When in disgrace with Fortune and men’s eyes I all alone beweep my outcast
state, And trouble deaf heaven with my bootless cries, And look upon myself, and curse my
fate . . . (Sonnet 29) There is a truth of emotion and of constancy in the affections of the
poetic ‘I’. Homoerotic the attraction to his male love certainly is: . . . my state Like to the
lark at break of day arising From sullen earth, sings hymns at heaven’s gate; For thy sweet
love remember’d such wealth brings That then I scorn to change my state with kings.
(Sonnet 29) The more modern word ‘homosexual’ does not really apply, as Sonnet 20 makes
clear in its final, sexually punning lines: But since she prick’d thee out for women’s pleasure,
Mine be thy love, and thy love’s use their treasure.

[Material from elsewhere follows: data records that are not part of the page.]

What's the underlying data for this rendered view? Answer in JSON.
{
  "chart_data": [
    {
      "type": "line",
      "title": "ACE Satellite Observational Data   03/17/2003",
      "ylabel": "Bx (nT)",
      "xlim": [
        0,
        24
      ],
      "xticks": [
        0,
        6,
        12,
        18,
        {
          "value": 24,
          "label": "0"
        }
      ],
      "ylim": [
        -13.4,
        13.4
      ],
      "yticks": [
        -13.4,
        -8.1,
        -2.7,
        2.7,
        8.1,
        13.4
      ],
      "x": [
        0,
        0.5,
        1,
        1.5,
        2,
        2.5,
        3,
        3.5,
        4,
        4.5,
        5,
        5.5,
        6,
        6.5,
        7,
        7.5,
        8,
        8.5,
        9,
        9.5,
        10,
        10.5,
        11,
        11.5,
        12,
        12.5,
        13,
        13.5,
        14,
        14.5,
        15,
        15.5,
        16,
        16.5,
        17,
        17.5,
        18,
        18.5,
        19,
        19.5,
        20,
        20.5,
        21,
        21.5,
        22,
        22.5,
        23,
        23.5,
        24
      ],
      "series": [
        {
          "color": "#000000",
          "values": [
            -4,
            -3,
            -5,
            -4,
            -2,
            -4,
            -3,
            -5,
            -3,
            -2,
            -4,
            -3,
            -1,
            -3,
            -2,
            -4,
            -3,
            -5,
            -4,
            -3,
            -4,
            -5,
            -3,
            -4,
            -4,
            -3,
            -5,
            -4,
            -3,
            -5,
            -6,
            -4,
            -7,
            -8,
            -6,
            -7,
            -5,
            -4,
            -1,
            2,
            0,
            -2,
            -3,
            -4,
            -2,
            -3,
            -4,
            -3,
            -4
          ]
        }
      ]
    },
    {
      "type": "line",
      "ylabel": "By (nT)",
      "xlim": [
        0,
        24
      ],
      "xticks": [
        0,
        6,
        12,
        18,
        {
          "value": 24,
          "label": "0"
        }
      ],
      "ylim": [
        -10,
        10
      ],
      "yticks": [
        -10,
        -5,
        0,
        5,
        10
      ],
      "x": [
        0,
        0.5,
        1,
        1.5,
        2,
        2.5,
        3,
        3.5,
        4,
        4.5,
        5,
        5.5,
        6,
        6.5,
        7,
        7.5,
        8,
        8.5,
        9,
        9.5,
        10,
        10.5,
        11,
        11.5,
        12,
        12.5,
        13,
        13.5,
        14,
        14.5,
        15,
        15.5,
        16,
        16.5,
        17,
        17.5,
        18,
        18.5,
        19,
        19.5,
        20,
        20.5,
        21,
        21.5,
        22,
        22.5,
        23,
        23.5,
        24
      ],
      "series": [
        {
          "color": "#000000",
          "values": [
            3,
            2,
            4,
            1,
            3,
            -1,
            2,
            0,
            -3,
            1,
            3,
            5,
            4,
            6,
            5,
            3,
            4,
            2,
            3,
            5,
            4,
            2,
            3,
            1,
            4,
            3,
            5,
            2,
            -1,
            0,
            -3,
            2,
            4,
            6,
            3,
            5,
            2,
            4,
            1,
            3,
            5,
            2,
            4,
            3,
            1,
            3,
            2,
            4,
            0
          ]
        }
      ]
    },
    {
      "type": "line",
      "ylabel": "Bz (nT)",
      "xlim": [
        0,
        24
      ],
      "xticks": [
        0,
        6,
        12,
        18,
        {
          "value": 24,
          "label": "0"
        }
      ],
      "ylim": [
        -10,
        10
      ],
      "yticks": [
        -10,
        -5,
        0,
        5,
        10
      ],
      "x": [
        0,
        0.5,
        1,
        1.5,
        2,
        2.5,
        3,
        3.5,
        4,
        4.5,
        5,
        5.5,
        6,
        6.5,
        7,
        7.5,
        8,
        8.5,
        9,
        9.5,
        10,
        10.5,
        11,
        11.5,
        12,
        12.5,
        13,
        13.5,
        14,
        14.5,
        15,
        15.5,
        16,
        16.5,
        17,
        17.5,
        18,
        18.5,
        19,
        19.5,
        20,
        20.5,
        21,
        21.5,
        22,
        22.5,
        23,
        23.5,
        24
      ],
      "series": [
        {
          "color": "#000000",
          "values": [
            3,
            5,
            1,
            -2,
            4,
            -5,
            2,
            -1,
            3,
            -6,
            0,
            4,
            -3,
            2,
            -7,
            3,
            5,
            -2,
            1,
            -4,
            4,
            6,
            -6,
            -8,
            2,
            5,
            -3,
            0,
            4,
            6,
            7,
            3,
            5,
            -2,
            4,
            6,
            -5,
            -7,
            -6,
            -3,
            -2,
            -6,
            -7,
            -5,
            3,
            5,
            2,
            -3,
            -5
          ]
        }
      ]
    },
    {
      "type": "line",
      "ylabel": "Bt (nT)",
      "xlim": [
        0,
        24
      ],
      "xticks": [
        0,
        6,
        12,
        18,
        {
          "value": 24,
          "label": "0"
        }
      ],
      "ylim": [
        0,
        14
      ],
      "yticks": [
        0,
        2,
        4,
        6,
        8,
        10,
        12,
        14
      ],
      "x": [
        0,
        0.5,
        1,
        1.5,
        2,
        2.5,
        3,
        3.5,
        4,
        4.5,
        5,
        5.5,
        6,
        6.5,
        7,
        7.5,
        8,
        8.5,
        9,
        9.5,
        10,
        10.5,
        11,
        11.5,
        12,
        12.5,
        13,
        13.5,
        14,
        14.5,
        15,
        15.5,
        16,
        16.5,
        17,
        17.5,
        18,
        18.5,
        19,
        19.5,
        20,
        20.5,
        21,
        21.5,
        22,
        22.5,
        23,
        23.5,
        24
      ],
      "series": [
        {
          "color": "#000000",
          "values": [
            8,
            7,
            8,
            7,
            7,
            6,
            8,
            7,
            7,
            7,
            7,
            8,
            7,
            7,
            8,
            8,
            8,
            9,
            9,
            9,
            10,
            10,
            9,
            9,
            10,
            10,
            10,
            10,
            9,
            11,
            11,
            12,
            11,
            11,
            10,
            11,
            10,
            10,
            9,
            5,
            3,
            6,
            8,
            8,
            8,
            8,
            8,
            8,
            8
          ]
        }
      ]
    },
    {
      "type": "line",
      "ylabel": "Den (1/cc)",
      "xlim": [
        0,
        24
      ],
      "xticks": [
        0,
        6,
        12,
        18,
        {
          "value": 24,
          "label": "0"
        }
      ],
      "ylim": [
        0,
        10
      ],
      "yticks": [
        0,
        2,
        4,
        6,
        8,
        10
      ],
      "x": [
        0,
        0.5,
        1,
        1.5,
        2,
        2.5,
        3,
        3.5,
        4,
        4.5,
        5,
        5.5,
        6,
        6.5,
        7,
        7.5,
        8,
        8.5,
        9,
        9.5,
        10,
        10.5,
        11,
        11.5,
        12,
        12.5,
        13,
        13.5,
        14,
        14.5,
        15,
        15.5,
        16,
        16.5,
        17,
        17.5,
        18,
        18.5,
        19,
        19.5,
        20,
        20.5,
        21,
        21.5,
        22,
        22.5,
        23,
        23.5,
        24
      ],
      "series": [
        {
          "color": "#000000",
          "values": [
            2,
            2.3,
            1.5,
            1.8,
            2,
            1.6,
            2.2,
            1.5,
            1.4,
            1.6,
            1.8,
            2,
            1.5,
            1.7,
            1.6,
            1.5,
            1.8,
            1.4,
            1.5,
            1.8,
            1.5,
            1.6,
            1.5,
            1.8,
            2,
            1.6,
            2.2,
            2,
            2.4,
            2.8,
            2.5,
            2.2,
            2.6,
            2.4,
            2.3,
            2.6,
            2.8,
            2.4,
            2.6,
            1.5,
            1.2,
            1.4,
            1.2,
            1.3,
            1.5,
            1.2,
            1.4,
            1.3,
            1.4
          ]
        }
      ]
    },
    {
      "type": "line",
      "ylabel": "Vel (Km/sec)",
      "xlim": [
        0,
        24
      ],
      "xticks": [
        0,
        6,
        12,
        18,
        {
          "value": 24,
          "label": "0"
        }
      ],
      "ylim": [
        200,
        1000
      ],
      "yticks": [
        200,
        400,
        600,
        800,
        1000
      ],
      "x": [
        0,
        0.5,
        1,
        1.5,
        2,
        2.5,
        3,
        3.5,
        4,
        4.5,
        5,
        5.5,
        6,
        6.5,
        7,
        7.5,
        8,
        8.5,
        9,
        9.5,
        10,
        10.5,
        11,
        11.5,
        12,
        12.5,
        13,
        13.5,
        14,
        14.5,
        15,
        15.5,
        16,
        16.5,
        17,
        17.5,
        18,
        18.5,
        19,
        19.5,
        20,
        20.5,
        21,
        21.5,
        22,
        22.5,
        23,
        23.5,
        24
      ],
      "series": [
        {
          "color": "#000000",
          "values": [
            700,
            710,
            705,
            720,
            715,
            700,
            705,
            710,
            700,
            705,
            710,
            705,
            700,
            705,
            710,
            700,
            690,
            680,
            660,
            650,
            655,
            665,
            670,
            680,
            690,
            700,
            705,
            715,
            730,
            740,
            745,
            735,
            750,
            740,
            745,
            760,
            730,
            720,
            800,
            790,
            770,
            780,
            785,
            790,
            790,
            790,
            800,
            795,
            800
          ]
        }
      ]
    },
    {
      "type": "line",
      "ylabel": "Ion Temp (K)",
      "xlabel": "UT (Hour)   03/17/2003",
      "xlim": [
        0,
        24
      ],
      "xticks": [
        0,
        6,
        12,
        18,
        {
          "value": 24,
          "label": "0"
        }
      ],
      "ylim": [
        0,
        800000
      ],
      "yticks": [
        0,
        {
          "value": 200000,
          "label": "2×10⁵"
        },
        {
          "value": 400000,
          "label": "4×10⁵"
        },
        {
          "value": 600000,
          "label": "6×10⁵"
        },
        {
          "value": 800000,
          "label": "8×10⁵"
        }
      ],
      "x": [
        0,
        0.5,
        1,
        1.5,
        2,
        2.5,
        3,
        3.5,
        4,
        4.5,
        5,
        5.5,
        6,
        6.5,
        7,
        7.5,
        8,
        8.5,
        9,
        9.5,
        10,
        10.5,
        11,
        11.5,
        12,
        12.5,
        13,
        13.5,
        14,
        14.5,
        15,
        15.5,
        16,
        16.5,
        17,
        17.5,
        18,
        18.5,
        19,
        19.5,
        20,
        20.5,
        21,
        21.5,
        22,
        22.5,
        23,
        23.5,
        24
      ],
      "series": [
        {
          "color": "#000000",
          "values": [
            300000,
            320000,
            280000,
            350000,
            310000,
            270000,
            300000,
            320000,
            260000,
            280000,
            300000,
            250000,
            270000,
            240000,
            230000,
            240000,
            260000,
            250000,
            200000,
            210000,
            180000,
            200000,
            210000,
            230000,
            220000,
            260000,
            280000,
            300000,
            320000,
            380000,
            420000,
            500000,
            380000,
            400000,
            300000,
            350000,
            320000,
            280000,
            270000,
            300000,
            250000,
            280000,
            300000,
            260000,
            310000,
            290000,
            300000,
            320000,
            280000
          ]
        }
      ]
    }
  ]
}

Shakespeare has been staged, adapted, studied and adopted throughout the
centuries. It is a mark of his universality that his plays have survived all the appropriations,
attacks, uses and interpretations made of them. They are used institutionally in education to
show what is best in high-cultural ideology; they have been read as nihilistically modern,
incorrigibly reactionary, and as ‘a cultural creation which has no intrinsic authority and
whose validity is wide open to dispute’. It is true that Shakespeare has been made into
something he was not in his own lifetime, a cultural institution and an emblem, whose
quality and artistry are not in doubt. So he will no doubt survive radical and systematic
counter–interpretation just as he has survived institutional appropriation from Victorian
times to the present. He can be, as critics have described him, ‘our contemporary’,
‘alternative’, ‘radical’, ‘historicist’, ‘subversive’, ‘traditional’ and ‘conservative’. But his plays
continue to speak to audiences and readers, as ‘imagination bodies forth / The forms of
things unknown’, and he explores the known and the unknown in human experience.
Reinterpretation, on a wide scale of opinions from radical to hegemonic, will always be a
vital part of Shakespearean study. As long as the critics never take on more importance than
the texts, Shakespeare’s plays and poems will survive as ‘eternal lines to time’.